Argued July 25, 1960.
Decided October 21, 1960.

John F. Gionfriddo, Washington, D. C., with whom Charles C. Collins and Robert E. Anderson, Washington, D. C., were on the brief, for appellant.

George J. Charles, Washington, D. C., with whom Jules H. Sigal, Washington, D. C., was on the brief, for appellee.

Before ROVER, Chief Judge, and HOOD and QUINN, Associate Judges.

QUINN, Associate Judge.

This case arose out of a collision between appellant's automobile and appellee's taxicab at an uncontrolled intersection. The trial court found that the collision was caused by appellant's negligence *341 and awarded appellee damages in the amount of $1,666.46. On this appeal appellant first contends that the court erred in not finding the driver of appellee's vehicle negligent. As we have stated time and again, questions of negligence and contributory negligence generally fall within the province of the trier of fact and its determinations will not be disturbed unless plainly contrary to the weight of the evidence.[1] After carefully reviewing the transcript of proceedings, we are convinced that there was ample evidence to support the decision with respect to fault.

We consider that the paramount issue here concerns the proof and the computation of damages. This court has ruled that where an automobile is practically destroyed or so extensively damaged as to be beyond repair, the measure of liability therefor is the difference between the fair market value immediately before the loss less its salvage value immediately afterwards.[2] Appellant does not quarrel with the rule but argues that appellee did not establish by competent testimony that he was entitled to recover thereunder. Appellant challenges the admissibility of certain testimony by a Mr. Rubin, appellee's office manager and bookkeeper, on the basis that the witness was not qualified to voice an opinion as to the condition of the taxicab after the collision or to state his estimate of its value. Moreover, appellant urges that the trial court failed to correctly apply the aforementioned measure of damages since, in ascertaining the reasonable market value of the vehicle just prior to the collision, no allowance was made for depreciation from the date of purchase.

It is plainly evident from the record that the trial court regarded Mr. Rubin as an expert witness and so accepted his testimony that the taxicab was a total wreck and that its salvageable parts were worth $315. On examination he declared that he had acted as appellee's office manager for seven years and that his duties entailed the maintenance of the company's ten cabs, as well as caring for the office. He stated specifically that he had experience in purchasing automobile parts, that he was familiar with the cost of such parts, that he had in the past made estimates of automobile repairs, and he professed the ability to appraise the value of damaged automobiles. We cannot say therefore that the trial court abused its discretion in ruling that the witness was qualified to express his opinions on this subject. Appellant counters with the accusation that the figure of $315 actually constituted the estimate of two professional appraisers that Rubin had admittedly consulted and for that reason was inadmissible. There is no evidence which would justify the conclusion that Rubin adopted or relied on these outside estimates in computing the value of the wrecked cab and we do not feel that the mere fact of consultation would discredit his opinion.

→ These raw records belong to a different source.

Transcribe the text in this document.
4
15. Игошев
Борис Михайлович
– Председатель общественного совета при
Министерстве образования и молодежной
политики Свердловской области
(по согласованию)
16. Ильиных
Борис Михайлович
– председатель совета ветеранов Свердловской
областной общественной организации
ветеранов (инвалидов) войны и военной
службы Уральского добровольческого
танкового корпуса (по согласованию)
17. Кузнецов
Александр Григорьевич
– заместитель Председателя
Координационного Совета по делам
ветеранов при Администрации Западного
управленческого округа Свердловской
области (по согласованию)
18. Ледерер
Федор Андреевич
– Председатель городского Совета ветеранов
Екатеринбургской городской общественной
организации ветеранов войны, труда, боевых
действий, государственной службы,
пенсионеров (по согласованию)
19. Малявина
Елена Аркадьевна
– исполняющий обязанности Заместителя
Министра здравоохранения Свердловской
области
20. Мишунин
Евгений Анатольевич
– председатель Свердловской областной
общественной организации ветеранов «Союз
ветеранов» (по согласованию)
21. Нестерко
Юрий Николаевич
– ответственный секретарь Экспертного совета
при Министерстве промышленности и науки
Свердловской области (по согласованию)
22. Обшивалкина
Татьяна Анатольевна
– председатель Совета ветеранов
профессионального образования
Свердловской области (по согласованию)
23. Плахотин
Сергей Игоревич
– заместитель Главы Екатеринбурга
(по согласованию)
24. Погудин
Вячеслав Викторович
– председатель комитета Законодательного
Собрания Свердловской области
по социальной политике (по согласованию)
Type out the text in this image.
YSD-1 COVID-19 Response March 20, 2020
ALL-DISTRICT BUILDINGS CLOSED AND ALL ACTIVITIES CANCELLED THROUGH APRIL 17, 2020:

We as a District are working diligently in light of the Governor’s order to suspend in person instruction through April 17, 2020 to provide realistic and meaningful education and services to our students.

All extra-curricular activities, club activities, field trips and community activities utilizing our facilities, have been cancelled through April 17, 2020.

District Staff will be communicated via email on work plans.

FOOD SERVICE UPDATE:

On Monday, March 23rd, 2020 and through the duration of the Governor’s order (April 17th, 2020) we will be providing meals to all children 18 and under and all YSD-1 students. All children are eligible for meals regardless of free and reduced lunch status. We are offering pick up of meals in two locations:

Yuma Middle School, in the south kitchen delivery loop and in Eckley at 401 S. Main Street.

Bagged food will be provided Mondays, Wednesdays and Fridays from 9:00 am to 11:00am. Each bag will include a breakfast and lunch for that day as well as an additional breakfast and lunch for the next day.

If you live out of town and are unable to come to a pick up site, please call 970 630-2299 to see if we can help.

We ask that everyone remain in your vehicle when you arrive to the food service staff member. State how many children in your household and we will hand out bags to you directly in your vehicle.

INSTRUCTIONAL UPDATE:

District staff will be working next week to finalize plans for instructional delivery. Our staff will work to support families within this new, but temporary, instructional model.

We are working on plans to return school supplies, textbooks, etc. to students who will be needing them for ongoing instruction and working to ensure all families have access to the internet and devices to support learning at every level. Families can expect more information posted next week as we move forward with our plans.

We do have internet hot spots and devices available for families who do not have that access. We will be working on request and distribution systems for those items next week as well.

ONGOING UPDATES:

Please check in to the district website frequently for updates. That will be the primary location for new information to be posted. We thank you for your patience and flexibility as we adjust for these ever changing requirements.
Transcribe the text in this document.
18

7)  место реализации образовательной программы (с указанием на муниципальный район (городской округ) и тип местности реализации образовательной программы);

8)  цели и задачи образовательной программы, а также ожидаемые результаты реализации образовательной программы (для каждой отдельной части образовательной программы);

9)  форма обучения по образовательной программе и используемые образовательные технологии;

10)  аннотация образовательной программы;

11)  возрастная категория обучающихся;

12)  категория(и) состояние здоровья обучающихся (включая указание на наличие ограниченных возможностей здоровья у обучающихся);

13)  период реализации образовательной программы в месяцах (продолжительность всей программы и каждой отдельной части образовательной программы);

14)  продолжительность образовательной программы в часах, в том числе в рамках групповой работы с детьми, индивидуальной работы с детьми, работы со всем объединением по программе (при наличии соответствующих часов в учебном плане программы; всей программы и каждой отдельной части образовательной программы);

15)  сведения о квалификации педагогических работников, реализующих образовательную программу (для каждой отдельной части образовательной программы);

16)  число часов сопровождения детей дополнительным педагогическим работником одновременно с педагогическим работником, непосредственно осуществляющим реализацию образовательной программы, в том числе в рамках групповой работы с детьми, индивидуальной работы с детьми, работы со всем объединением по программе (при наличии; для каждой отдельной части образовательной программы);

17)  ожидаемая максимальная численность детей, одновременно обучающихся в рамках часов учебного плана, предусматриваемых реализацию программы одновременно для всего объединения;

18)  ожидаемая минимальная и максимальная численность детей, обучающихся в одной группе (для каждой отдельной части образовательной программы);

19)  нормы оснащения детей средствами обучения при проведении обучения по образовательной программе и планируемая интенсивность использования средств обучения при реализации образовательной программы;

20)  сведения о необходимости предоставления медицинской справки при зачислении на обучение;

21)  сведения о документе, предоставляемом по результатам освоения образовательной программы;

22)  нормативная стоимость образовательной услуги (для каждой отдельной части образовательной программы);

Regarding the reasonable market value of the cab prior to the collision, the following information was elicited from the testimony of Rubin. He stated that the vehicle, a 1959 four-door Studebaker, was purchased on January 29, 1959, for the sum of $1,931.46. The invoice confirming the purchase price was introduced into evidence, as well as two additional bills totaling $50 for work done in preparing the automobile for the road. The automobile was parked on a lot and remained "in inventory" until May 27, when it was put into service. Ten days later on June 7, after having been driven about 500 miles, the car was involved in the collision here in question.

The facts just recited furnished the trial court with sufficient evidence to calculate the reasonable market price of the taxicab immediately prior to the collision. The court had before it the purchase price of the vehicle, the distance it had traveled, the *342 length of time it was in actual operation, the period between its purchase and the date of the collision, and the manner of its use. Yet the trial court ignored these pertinent factors and accepted only the purchase price as equivalent to the reasonable market price before the collision. This failure to take into account and to deduct the value of depreciation was error[3] and requires that the case be remanded for the sole purpose of determining the proper measure of damages. Appellee protests in his brief that appellant has no cause to complain because the sale price was a discount and lower than the true depreciated value at the time of the collision. While this may be true, there is no indication from the record that the purchase price represented anything other than the prevailing retail price at the time of sale. However, appellee will now have a full opportunity to make this showing.

Reversed and remanded with instructions to grant a new trial limited to damages only.

NOTES

[1] E.g., Custom Taxicabs v. Hatch, D.C. Mun.App. 1955, 110 A.2d 690.

[2] Royer v. Deihl, D.C.Mun.App. 1947, 55 A.2d 722.

[3] See Bailey v. Ford, 1927, 151 Md. 664, 135 A. 835; Teets v. Hahn, 1927, 137 A. 559, 5 N.J.Misc. 538.